The really terrifying thing was that Fable had seen everything that would happen, including his actions that would destroy the window and shatter the hopes of millions of pilgrims, but was helpless to stop any of it happening. He was a passenger screaming bloody murder into the ear of the driver, but totally unable to force himself – themselves – from the path of an oncoming double decker bus. After two years of floaty-parishioner visions and destruction dreams, he'd finally given up trying to stop things from happening and had let events wash over him: a baptism of apathy.
No, not apathy. It had become a fascination, a meditation on the power of God and a surprising anticipation of his role in the coming five week tragedy. The very opposite, some would think, of a test of faith; but it was a test nonetheless.
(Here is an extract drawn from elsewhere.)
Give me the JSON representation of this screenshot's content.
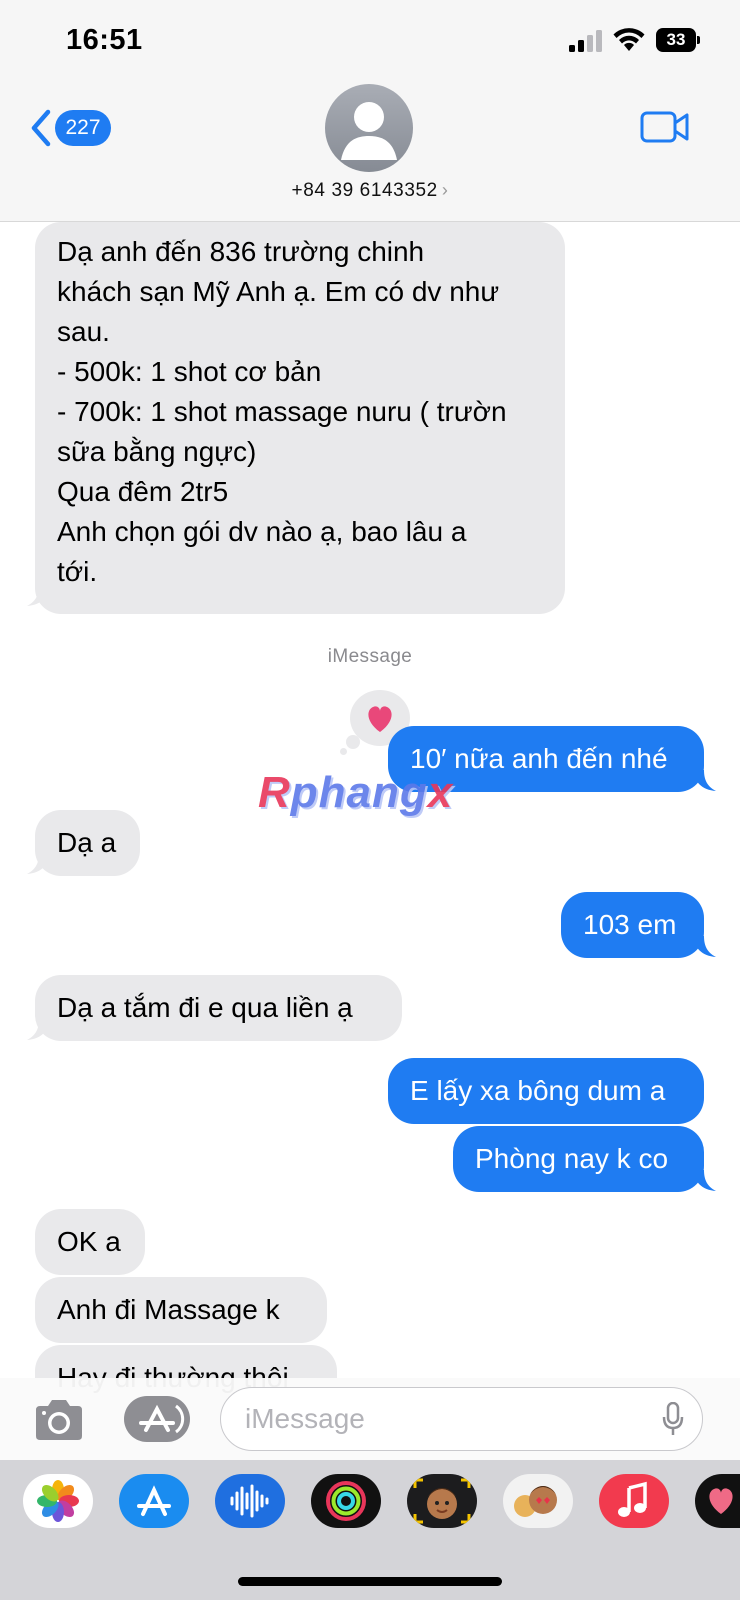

The test was this: Fable knew exactly how and when he would smash the window; he knew precisely how many souls would be lost, spared, resurrected and saved because of his action and could see – and occasionally feel – the grief of those who lost the opportunity to seek fulfillment under the bloody gaze of the Son of God. The test was also this: the moments after the event (as he came to think of it) were the deepest darkest void; like witnessing the picosecond before the big bang on an infinite loop. He knew that, for everyone on earth who wasn't Dan Fable, he would be Judas. Some days he relished the notion, but most of the time his terror was like a living thing pushing simultaneously at his guts, heart and brain. Often he thought the knowledge would kill him, except he knew and understood (did he understand?) God's plan.
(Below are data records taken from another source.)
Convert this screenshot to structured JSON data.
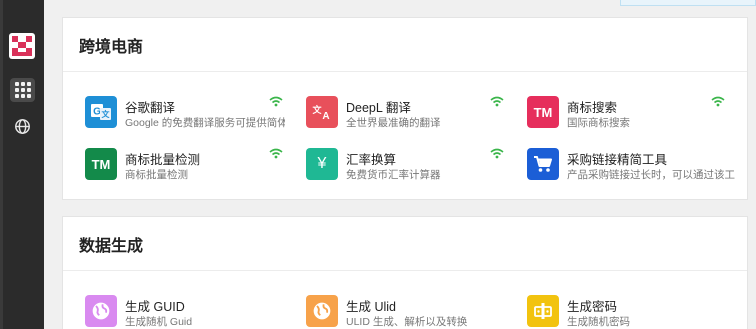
{
  "sidebar": {
    "nav": [
      {
        "icon": "apps-grid-icon"
      },
      {
        "icon": "globe-icon"
      }
    ]
  },
  "sections": [
    {
      "title": "跨境电商",
      "tools": [
        {
          "name": "谷歌翻译",
          "desc": "Google 的免费翻译服务可提供简体",
          "icon": "google-translate-icon",
          "color": "#1e8fd6",
          "signal": true
        },
        {
          "name": "DeepL 翻译",
          "desc": "全世界最准确的翻译",
          "icon": "deepl-translate-icon",
          "color": "#e8505b",
          "signal": true
        },
        {
          "name": "商标搜索",
          "desc": "国际商标搜索",
          "icon": "trademark-icon",
          "glyph": "TM",
          "color": "#e62e5c",
          "signal": true
        },
        {
          "name": "商标批量检测",
          "desc": "商标批量检测",
          "icon": "trademark-icon",
          "glyph": "TM",
          "color": "#138a4a",
          "signal": true
        },
        {
          "name": "汇率换算",
          "desc": "免费货币汇率计算器",
          "icon": "yen-icon",
          "glyph": "¥",
          "color": "#1fb894",
          "signal": true
        },
        {
          "name": "采购链接精简工具",
          "desc": "产品采购链接过长时，可以通过该工",
          "icon": "shopping-cart-icon",
          "color": "#1b5ed6",
          "signal": false
        }
      ]
    },
    {
      "title": "数据生成",
      "tools": [
        {
          "name": "生成 GUID",
          "desc": "生成随机 Guid",
          "icon": "globe-icon",
          "color": "#d98af0",
          "signal": false
        },
        {
          "name": "生成 Ulid",
          "desc": "ULID 生成、解析以及转换",
          "icon": "globe-icon",
          "color": "#f7a24a",
          "signal": false
        },
        {
          "name": "生成密码",
          "desc": "生成随机密码",
          "icon": "password-icon",
          "color": "#f2c30f",
          "signal": false
        }
      ]
    }
  ]
}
The first real pilgrim arrived on May 17th. The sun was bright and high in the sky as Julie-Anne Eldridge negotiated the narrow path, her father wheeled before her like a chariot of piss and cancer, and hammered at the black door of the church. Her knocking persisted as Fable carefully put down the hymn books he'd been inspecting, smoothed down his white shirt and crossed slowly to the door, his footsteps eventually matching the pace of the knock.
He grabbed the sliding lock aware of, and in many ways prepared for, the flood that would follow. He fixed the smile to his face and greeted his destiny.
"Hello," he said. "I'm Dan, would you like to come in?"